State response to our analysis

Missouri recognized the factual accuracy of this analysis.

Missouri added that teachers with existing licenses must pass the appropriate middle school content assessment. The state also pointed out that its Model Standards and Quality Indicators include competencies in literacy. According to the state, most of their middle-education programs understand the importance of this for marketability and require candidates to become certificated in two content areas.

How we graded

Research rationale

States must differentiate middle school teacher preparation from that of elementary teachers.
Middle school grades are critical years of schooling. It is in these years that far too many students fall through the cracks. However, requirements for the preparation and licensure of middle school teachers are among the weakest state policies. Too many states fail to distinguish the knowledge and skills needed by middle school teachers from those needed by an elementary teacher. Whether teaching a single subject in a departmentalized setting or teaching multiple subjects in a self-contained setting, middle school teachers must be able to teach significantly more advanced content than elementary teachers do. The notion that someone should be identically prepared to teach first grade or eighth grade mathematics seems ridiculous, but states that license teachers on a K-8 generalist certificate essentially endorse this idea.

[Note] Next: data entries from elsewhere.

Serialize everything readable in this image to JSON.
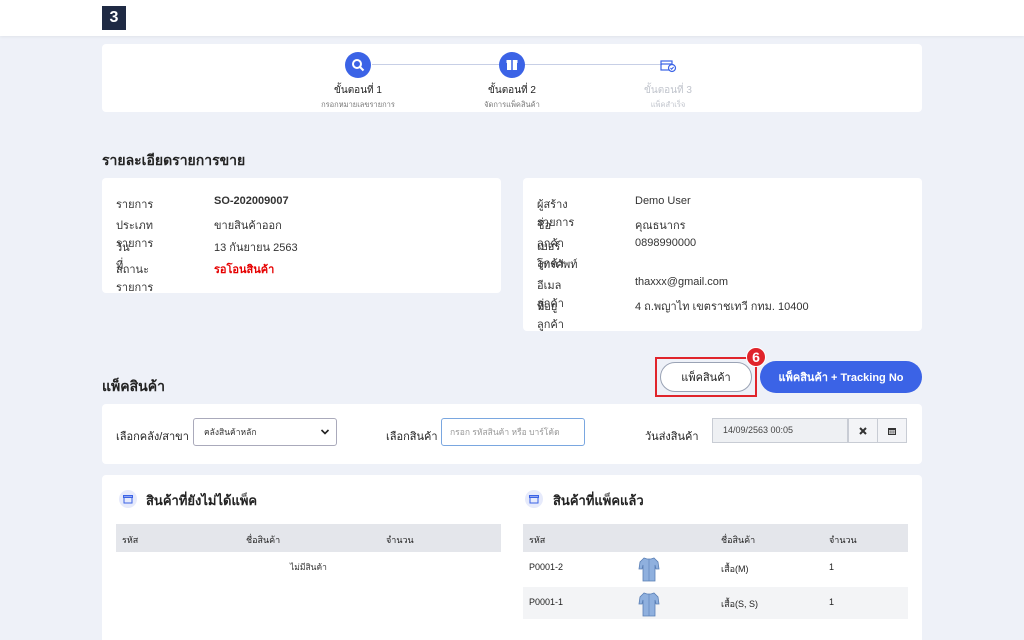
{
  "app": {
    "logo_text": "3"
  },
  "steps": [
    {
      "title": "ขั้นตอนที่ 1",
      "subtitle": "กรอกหมายเลขรายการ",
      "icon": "search-icon",
      "active": true
    },
    {
      "title": "ขั้นตอนที่ 2",
      "subtitle": "จัดการแพ็คสินค้า",
      "icon": "box-icon",
      "active": true
    },
    {
      "title": "ขั้นตอนที่ 3",
      "subtitle": "แพ็คสำเร็จ",
      "icon": "box-check-icon",
      "active": false
    }
  ],
  "details": {
    "title": "รายละเอียดรายการขาย",
    "left": [
      {
        "label": "รายการ",
        "value": "SO-202009007"
      },
      {
        "label": "ประเภทรายการ",
        "value": "ขายสินค้าออก"
      },
      {
        "label": "วันที่",
        "value": "13 กันยายน 2563"
      },
      {
        "label": "สถานะรายการ",
        "value": "รอโอนสินค้า"
      }
    ],
    "right": [
      {
        "label": "ผู้สร้างรายการ",
        "value": "Demo User"
      },
      {
        "label": "ชื่อลูกค้า",
        "value": "คุณธนากร"
      },
      {
        "label": "เบอร์โทรศัพท์",
        "label2": "ลูกค้า",
        "value": "0898990000"
      },
      {
        "label": "อีเมลลูกค้า",
        "value": "thaxxx@gmail.com"
      },
      {
        "label": "ที่อยู่ลูกค้า",
        "value": "4 ถ.พญาไท เขตราชเทวี กทม. 10400"
      }
    ]
  },
  "pack": {
    "title": "แพ็คสินค้า",
    "pack_button": "แพ็คสินค้า",
    "pack_tracking_button": "แพ็คสินค้า + Tracking No",
    "badge": "6",
    "warehouse_label": "เลือกคลัง/สาขา",
    "warehouse_value": "คลังสินค้าหลัก",
    "product_label": "เลือกสินค้า",
    "product_placeholder": "กรอก รหัสสินค้า หรือ บาร์โค้ด",
    "ship_date_label": "วันส่งสินค้า",
    "ship_date_value": "14/09/2563 00:05"
  },
  "unpacked": {
    "title": "สินค้าที่ยังไม่ได้แพ็ค",
    "columns": [
      "รหัส",
      "ชื่อสินค้า",
      "จำนวน"
    ],
    "empty_message": "ไม่มีสินค้า"
  },
  "packed": {
    "title": "สินค้าที่แพ็คแล้ว",
    "columns": [
      "รหัส",
      "ชื่อสินค้า",
      "จำนวน"
    ],
    "rows": [
      {
        "code": "P0001-2",
        "name": "เสื้อ(M)",
        "qty": "1"
      },
      {
        "code": "P0001-1",
        "name": "เสื้อ(S, S)",
        "qty": "1"
      }
    ]
  },
  "colors": {
    "primary": "#3b63e6",
    "danger": "#e60000",
    "highlight": "#e0242b"
  }
}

College- and career-readiness standards require significant shifts in literacy instruction.
College- and career-readiness standards for K-12 students adopted by nearly all states require from teachers a different focus on literacy integrated into all subject areas. The standards demand that teachers are prepared to bring complex text and academic language into regular use, emphasize the use of evidence from informational and literary texts and build knowledge and vocabulary through content-rich text. While most states have not ignored teachers' need for training and professional development related to these instructional shifts, few states have attended to the parallel need to align teacher competencies and requirements for teacher preparation so that new teachers will enter the classroom ready to help students meet the expectations of these standards.  Because middle school teachers in most states can be licensed either to be multi-subject teachers or generalists, middle school teachers need specialized preparation. Particularly for single subject teachers of areas other than English language arts, these instructional shifts may be especially acute. 

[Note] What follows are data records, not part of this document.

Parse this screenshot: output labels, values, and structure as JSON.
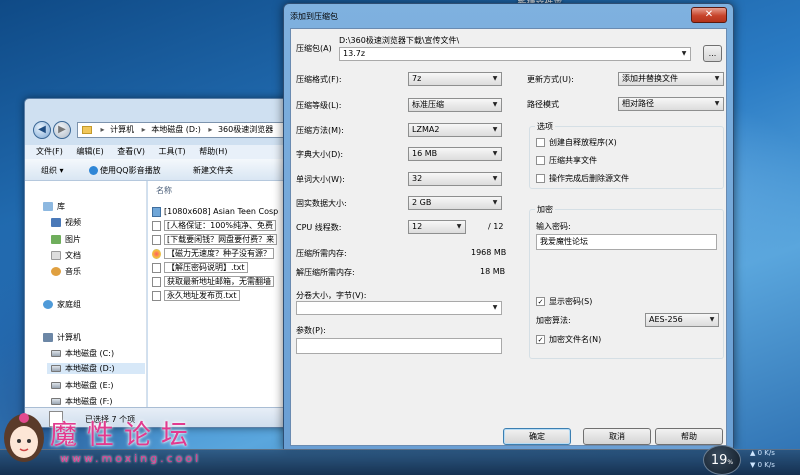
{
  "background_window_title": "新建文件夹",
  "explorer": {
    "breadcrumb": [
      "计算机",
      "本地磁盘 (D:)",
      "360极速浏览器"
    ],
    "menu": [
      "文件(F)",
      "编辑(E)",
      "查看(V)",
      "工具(T)",
      "帮助(H)"
    ],
    "toolbar": {
      "organize": "组织 ▾",
      "qq_player": "使用QQ影音播放",
      "new_folder": "新建文件夹"
    },
    "nav": {
      "library": "库",
      "videos": "视频",
      "pictures": "图片",
      "documents": "文档",
      "music": "音乐",
      "homegroup": "家庭组",
      "computer": "计算机",
      "drive_c": "本地磁盘 (C:)",
      "drive_d": "本地磁盘 (D:)",
      "drive_e": "本地磁盘 (E:)",
      "drive_f": "本地磁盘 (F:)"
    },
    "column_name": "名称",
    "files": [
      "[1080x608] Asian Teen Cosp",
      "[人格保证：100%纯净、免费",
      "[下载要闲钱？网盘要付费？来",
      "【磁力无速度？种子没有源？",
      "【解压密码说明】.txt",
      "获取最新地址邮箱，无需翻墙",
      "永久地址发布页.txt"
    ],
    "status": "已选择 7 个项"
  },
  "dialog": {
    "title": "添加到压缩包",
    "close_label": "✕",
    "archive_label": "压缩包(A)",
    "archive_path": "D:\\360极速浏览器下载\\宣传文件\\",
    "archive_name": "13.7z",
    "browse_label": "...",
    "format_label": "压缩格式(F):",
    "format_value": "7z",
    "level_label": "压缩等级(L):",
    "level_value": "标准压缩",
    "method_label": "压缩方法(M):",
    "method_value": "LZMA2",
    "dict_label": "字典大小(D):",
    "dict_value": "16 MB",
    "word_label": "单词大小(W):",
    "word_value": "32",
    "solid_label": "固实数据大小:",
    "solid_value": "2 GB",
    "threads_label": "CPU 线程数:",
    "threads_value": "12",
    "threads_total": "/ 12",
    "mem_compress_label": "压缩所需内存:",
    "mem_compress_value": "1968 MB",
    "mem_decompress_label": "解压缩所需内存:",
    "mem_decompress_value": "18 MB",
    "split_label": "分卷大小，字节(V):",
    "split_value": "",
    "params_label": "参数(P):",
    "params_value": "",
    "update_label": "更新方式(U):",
    "update_value": "添加并替换文件",
    "pathmode_label": "路径模式",
    "pathmode_value": "相对路径",
    "options_title": "选项",
    "opt_sfx": "创建自释放程序(X)",
    "opt_shared": "压缩共享文件",
    "opt_delete": "操作完成后删除源文件",
    "encrypt_title": "加密",
    "password_label": "输入密码:",
    "password_value": "我爱魔性论坛",
    "show_password": "显示密码(S)",
    "enc_method_label": "加密算法:",
    "enc_method_value": "AES-256",
    "enc_filenames": "加密文件名(N)",
    "ok_label": "确定",
    "cancel_label": "取消",
    "help_label": "帮助"
  },
  "watermark": {
    "text": "魔性论坛",
    "url": "www.moxing.cool"
  },
  "network": {
    "percent": "19",
    "percent_sign": "%",
    "up": "0 K/s",
    "down": "0 K/s"
  }
}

Middle School Teacher Preparation: Supporting Research
A report published by the National Mathematics Advisory Panel (NMAP) concludes that a teacher's knowledge of math makes a difference in student achievement. U.S. Department of Education. Foundations for Success: The Final Report of the National Mathematics Advisory Panel. Washington, D.C.: U.S. Department of Education (2008).

For additional research on the importance of subject matter knowledge, see T. Dee and S. Cohodes, "Out-of-Field Teachers and Student Achievement: Evidence from Matched-Pairs Comparisons." Public Finance Review, Volume 36, No. 1, January 2008, pp. 7-32; B. Chaney, "Student outcomes and the professional preparation of eighth-grade teachers in science and mathematics," in NSF/NELS:88 Teacher transcript analysis, 1995, ERIC, ED389530, 112 p.; H. Wenglinsky, How Teaching Matters: Bringing the Classroom Back Into Discussions of Teacher Quality (Princeton, NJ: Educational Testing Service, 2000).

For information on the "ceiling effect," see D. Goldhaber and D. Brewer, "When should we reward degrees for teachers?" in Phi Delta Kappan, Volume 80, No. 2, October 1998, pp. 134, 136-138.

For an extensive summary of the research base supporting the instructional shifts associated with college- and career-readiness standards, see "Research Supporting the Common Core ELA Literacy Shifts and Standards" available from Student Achievement Partners.